Weer later zijn ze gestart met het maken van caravans onder de naam Eliëns Autocampingbedrijf aan de St. Rochusstraat 49 in Eindhoven.
Na verloop van tijd stopten ze met het zelf maken van caravans en zijn ze caravans gaan importeren uit Italië (Grazia en Graziëlla o.i.d.) en België (Constructam). Constructam is een merknaam van caravans die van 1958 tot 1982 bestond en waarvan de fabriek in de Belgische plaats Temse was gevestigd. Midden jaren zestig is het bedrijf gesplitst in een caravanbedrijf en een carrosseriebedrijf. Het caravanbedrijf is met mijn oom, Bert Eliens, verhuisd naar de Boschdijk in Eindhoven.
Mijn vader, Piet Eliëns , heeft de carrosseriefabriek behouden en heeft zich gevestigd aan de St. Rochusstraat 49. Bij dat pand hoorde ook een woonhuis en daar zijn wij als gezin naar verhuisd. De moffel- en spuitcabine hadden ze zelf laten maken. Dat was een van de eerste in Nederland.

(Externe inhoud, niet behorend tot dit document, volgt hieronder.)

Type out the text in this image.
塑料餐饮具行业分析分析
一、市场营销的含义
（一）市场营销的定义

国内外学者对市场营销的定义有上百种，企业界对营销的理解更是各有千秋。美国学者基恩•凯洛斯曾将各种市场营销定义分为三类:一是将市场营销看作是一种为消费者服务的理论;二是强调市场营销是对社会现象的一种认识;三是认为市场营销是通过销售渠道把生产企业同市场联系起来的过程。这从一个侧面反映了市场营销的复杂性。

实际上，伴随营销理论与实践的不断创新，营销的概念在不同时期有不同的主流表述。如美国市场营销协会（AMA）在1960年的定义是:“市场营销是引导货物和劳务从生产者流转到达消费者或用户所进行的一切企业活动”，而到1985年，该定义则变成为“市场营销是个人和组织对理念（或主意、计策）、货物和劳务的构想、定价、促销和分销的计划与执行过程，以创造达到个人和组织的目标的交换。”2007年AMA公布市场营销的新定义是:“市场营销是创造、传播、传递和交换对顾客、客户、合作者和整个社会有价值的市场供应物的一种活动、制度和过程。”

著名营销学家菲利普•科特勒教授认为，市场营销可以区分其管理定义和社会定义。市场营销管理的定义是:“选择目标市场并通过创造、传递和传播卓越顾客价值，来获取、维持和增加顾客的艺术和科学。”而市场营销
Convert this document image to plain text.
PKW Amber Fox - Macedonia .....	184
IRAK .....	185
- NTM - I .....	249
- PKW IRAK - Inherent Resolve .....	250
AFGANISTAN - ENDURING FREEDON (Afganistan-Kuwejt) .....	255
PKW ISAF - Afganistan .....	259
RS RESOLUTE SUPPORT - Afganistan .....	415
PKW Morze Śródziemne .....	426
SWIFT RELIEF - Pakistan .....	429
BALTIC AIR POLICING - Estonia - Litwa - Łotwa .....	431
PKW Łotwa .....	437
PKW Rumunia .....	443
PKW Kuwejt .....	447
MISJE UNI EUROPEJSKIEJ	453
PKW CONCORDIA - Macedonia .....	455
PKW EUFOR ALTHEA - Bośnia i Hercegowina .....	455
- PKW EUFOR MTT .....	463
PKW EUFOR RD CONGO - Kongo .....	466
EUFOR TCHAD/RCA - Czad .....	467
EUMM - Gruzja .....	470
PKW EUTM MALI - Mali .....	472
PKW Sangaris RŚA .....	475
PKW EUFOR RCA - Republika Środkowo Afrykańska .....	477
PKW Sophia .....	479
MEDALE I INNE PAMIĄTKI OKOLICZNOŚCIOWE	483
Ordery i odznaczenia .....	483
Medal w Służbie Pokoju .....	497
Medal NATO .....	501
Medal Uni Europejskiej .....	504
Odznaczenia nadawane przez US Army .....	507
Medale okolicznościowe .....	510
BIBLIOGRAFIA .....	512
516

Zij hebben ook enige jaren de Philips logo’s op het wagenpark van Philips geschilderd. Dat was allemaal handwerk van een kunstschilder. Op het hoogtepunt van het bedrijf waren er bijna honderd personeelsleden. Er kwamen ook regelmatig ‘beroemdheden’ in het bedrijf zoals Anneke Grönloh. Ik weet nog dat mijn vader op een moment een auto in reparatie had die beschikte over een platenspeler. Ik heb uren in die auto gezeten om plaatjes (singles) te draaien, terwijl wij thuis gewoon een pick-up met platen hadden staan. Maar het was in die tijd heel bijzonder, een auto met een platenspeler.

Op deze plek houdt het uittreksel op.